Le saucisson est une star incontestée des apéritifs et plateaux de charcuterie. Mais avez-vous déjà pris le temps de vous demander ce que vous mangez vraiment… jusqu’à la peau ? Vous pourriez être surpris. Ce que l’on croit être un simple emballage cache parfois des secrets bien moins appétissants.
Le saucisson : entre tradition et diversité
Le mot « saucisson » regroupe une grande variété de produits. On pense généralement à un boudin court et épais, mais il en existe une multitude de formes et de saveurs, souvent liées aux régions françaises.
- Saucisson lyonnais
- Rosette
- Jésus
- Saucisson de montagne
- Spécialités corses comme le figatellu ou la salciccia
Tous partagent une base commune : de la viande, souvent de porc, salée, assaisonnée et insérée dans une enveloppe. Mais cette enveloppe, qu’on appelle la peau ou le boyau, est-elle toujours comestible ?
D’où vient la peau du saucisson ?
Pour contenir la viande hachée et permettre sa maturation, le saucisson est enveloppé dans un boyau. Celui-ci peut être naturel ou artificiel, et c’est là que tout change.
Le boyau naturel
Dans les produits artisanaux, on utilise des intestins ou vessies d’animaux. Ce type de boyau, bien nettoyé, est non seulement comestible, mais aussi utile au développement du goût. Au fil du séchage, il peut se couvrir de moisissures naturelles, sans danger pour la santé.
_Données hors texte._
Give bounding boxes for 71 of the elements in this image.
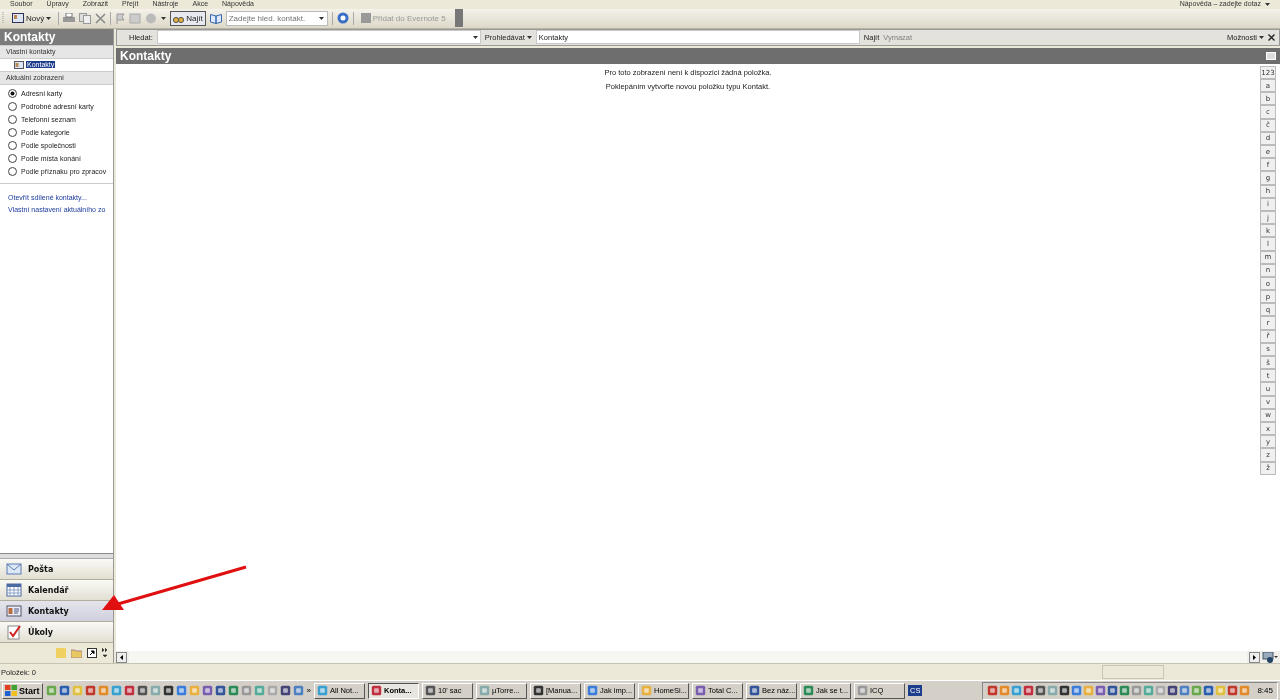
app-icon[interactable]: [424, 685, 436, 697]
caret-icon[interactable]: [318, 16, 324, 20]
folder-icon[interactable]: [71, 648, 82, 658]
new-button[interactable]: Nový: [9, 10, 55, 26]
network-icon[interactable]: [1262, 651, 1278, 663]
contacts-folder-icon: [14, 60, 24, 69]
shortcut-icon[interactable]: [87, 648, 97, 659]
clock: 8:45: [1257, 686, 1273, 696]
contact-card-icon: [6, 603, 22, 620]
radio-button[interactable]: [8, 114, 17, 124]
view-icon[interactable]: [1266, 51, 1276, 60]
left-arrow-icon: [120, 654, 123, 660]
quick-launch-icon[interactable]: [123, 685, 135, 697]
quick-launch-icon[interactable]: [214, 685, 226, 697]
tray-icon[interactable]: [1023, 685, 1035, 697]
windows-flag-icon: [5, 685, 17, 697]
tray-icon[interactable]: [1203, 685, 1215, 697]
quick-launch-icon[interactable]: [58, 685, 70, 697]
flag-icon[interactable]: [115, 12, 126, 24]
tray-icon[interactable]: [987, 685, 999, 697]
close-icon[interactable]: [1268, 33, 1275, 41]
pane-splitter[interactable]: [0, 554, 113, 560]
search-field[interactable]: [156, 30, 481, 45]
tray-icon[interactable]: [1107, 685, 1119, 697]
scroll-left-button[interactable]: [116, 651, 127, 663]
find-button[interactable]: Najít: [170, 10, 206, 26]
view-title: Kontakty: [120, 48, 172, 63]
tray-icon[interactable]: [1167, 685, 1179, 697]
nav-button[interactable]: Úkoly: [0, 622, 113, 644]
print-icon[interactable]: [63, 12, 76, 24]
copy-icon[interactable]: [79, 12, 92, 24]
more-quick-launch-button[interactable]: »: [306, 686, 311, 696]
nav-button[interactable]: Pošta: [0, 559, 113, 581]
nav-button[interactable]: Kalendář: [0, 580, 113, 602]
tray-icon[interactable]: [1227, 685, 1239, 697]
checklist-icon: [6, 624, 22, 641]
caret-icon[interactable]: [46, 16, 52, 20]
start-button[interactable]: Start: [2, 682, 43, 699]
caret-icon[interactable]: [1259, 35, 1264, 39]
radio-button[interactable]: [8, 101, 17, 111]
radio-button[interactable]: [8, 127, 17, 137]
contact-search-field[interactable]: Zadejte hled. kontakt.: [225, 10, 328, 26]
right-arrow-icon: [1253, 654, 1256, 660]
card-icon: [12, 13, 24, 24]
radio-button[interactable]: [8, 88, 17, 98]
caret-icon[interactable]: [472, 35, 478, 39]
quick-launch-icon[interactable]: [136, 685, 148, 697]
nav-button[interactable]: Kontakty: [0, 601, 113, 623]
grip-icon: [2, 11, 5, 26]
caret-icon[interactable]: [161, 16, 167, 20]
address-book-icon[interactable]: [209, 12, 222, 24]
delete-icon[interactable]: [95, 12, 107, 24]
quick-launch-icon[interactable]: [162, 685, 174, 697]
app-icon[interactable]: [370, 685, 382, 697]
radio-button[interactable]: [8, 166, 17, 176]
quick-launch-icon[interactable]: [84, 685, 96, 697]
radio-button[interactable]: [8, 140, 17, 150]
caret-icon[interactable]: [1265, 3, 1270, 6]
help-icon[interactable]: [336, 12, 349, 25]
configure-buttons-icon[interactable]: [102, 648, 108, 659]
toolbar-overflow-handle[interactable]: [454, 9, 463, 28]
app-icon[interactable]: [748, 685, 760, 697]
envelope-icon: [6, 561, 22, 578]
radio-button[interactable]: [8, 153, 17, 163]
calendar-icon: [6, 582, 22, 599]
tray-icon[interactable]: [1035, 685, 1047, 697]
tray-icon[interactable]: [1059, 685, 1071, 697]
quick-launch-icon[interactable]: [279, 685, 291, 697]
caret-icon[interactable]: [526, 35, 532, 39]
app-icon[interactable]: [532, 685, 544, 697]
scroll-right-button[interactable]: [1249, 651, 1260, 663]
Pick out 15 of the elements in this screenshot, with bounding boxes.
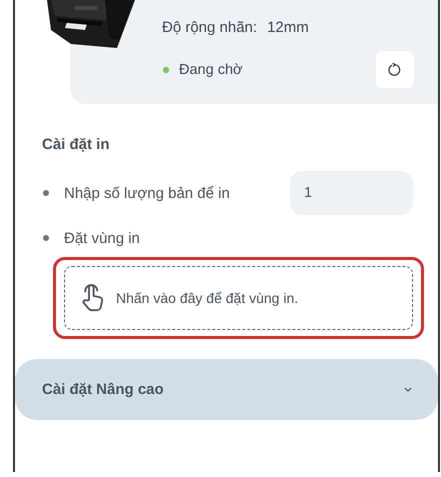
advanced-settings-header[interactable]: Cài đặt Nâng cao — [15, 359, 438, 420]
copies-input[interactable]: 1 — [290, 171, 413, 215]
refresh-button[interactable] — [376, 51, 414, 88]
chevron-icon — [404, 387, 412, 392]
setting-label: Nhập số lượng bản để in — [64, 184, 231, 202]
bullet-dot — [43, 190, 49, 196]
label-width-label: Độ rộng nhãn: — [162, 18, 258, 36]
section-title: Cài đặt in — [42, 136, 111, 155]
setting-label: Đặt vùng in — [64, 230, 141, 246]
print-area-button[interactable]: Nhấn vào đây để đặt vùng in. — [64, 266, 413, 330]
status-dot — [162, 66, 170, 74]
refresh-icon — [388, 62, 402, 76]
label-width-value: 12mm — [267, 18, 309, 36]
status-text: Đang chờ — [179, 62, 244, 78]
bullet-dot — [43, 235, 49, 241]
Certains amateurs apprécient ce goût un peu particulier. D’autres, moins. Cela reste une affaire de préférence.
Le boyau artificiel
Dans la fabrication industrielle, le boyau est souvent une enveloppe synthétique. Elle est généralement composée de :
- Fibres végétales
- Protéines animales
- Plastique (oui, vous avez bien lu)
Résultat ? Ce type de peau n’a aucun intérêt gustatif. Pire : elle est peu digeste et peut rendre la dégustation désagréable. Elle ne présente toutefois pas de véritable danger pour la santé à petite dose. Mais mieux vaut l’enlever avant de manger.
Faut-il manger la peau du saucisson ?
La réponse dépend du type de saucisson que vous avez entre les mains. Voici un petit guide rapide pour ne plus hésiter :
- Peau fine, souple et blanche avec moisissures : boyau naturel → vous pouvez la manger (si vous aimez)
- Peau épaisse, brillante, plastique au toucher → mieux vaut l’enlever
Quand vous n’êtes pas certain, fiez-vous à votre vue, votre toucher… et votre bon sens. Une peau trop lisse ou brillante est rarement appétissante ou naturelle.
Petite histoire de la charcuterie
La charcuterie n’a rien de moderne. Elle remonte à l’époque gallo-romaine, où les méthodes de conservation comme le salage étaient vitales. Ce n’est qu’au XVᵉ siècle que la charcuterie devient un vrai métier en France.
Ce savoir-faire permettait de conserver la viande longtemps, mais aussi de ne rien gaspiller du cochon. C’est pourquoi sauces, pâtés, terrines et saucissons font tous partie de cette tradition.
Un conseil pour votre prochain apéro
Avant de découper votre saucisson, vérifiez sa peau. Est-elle naturelle ou artificielle ? Peut-elle apporter quelque chose au goût, ou au contraire ruiner la texture ?
Et surtout, souvenez-vous : ce n’est pas parce que c’est là qu’il faut le manger. Même si c’est surprenant, certaines peaux de saucissons contiennent des composants que personne ne voudrait consommer quand ils sont présentés clairement.
Alors, la prochaine fois que vous ouvrez un saucisson, prenez une seconde. Regardez-le. Touchez-le. Peut-être qu’il sera encore meilleur… sans sa peau.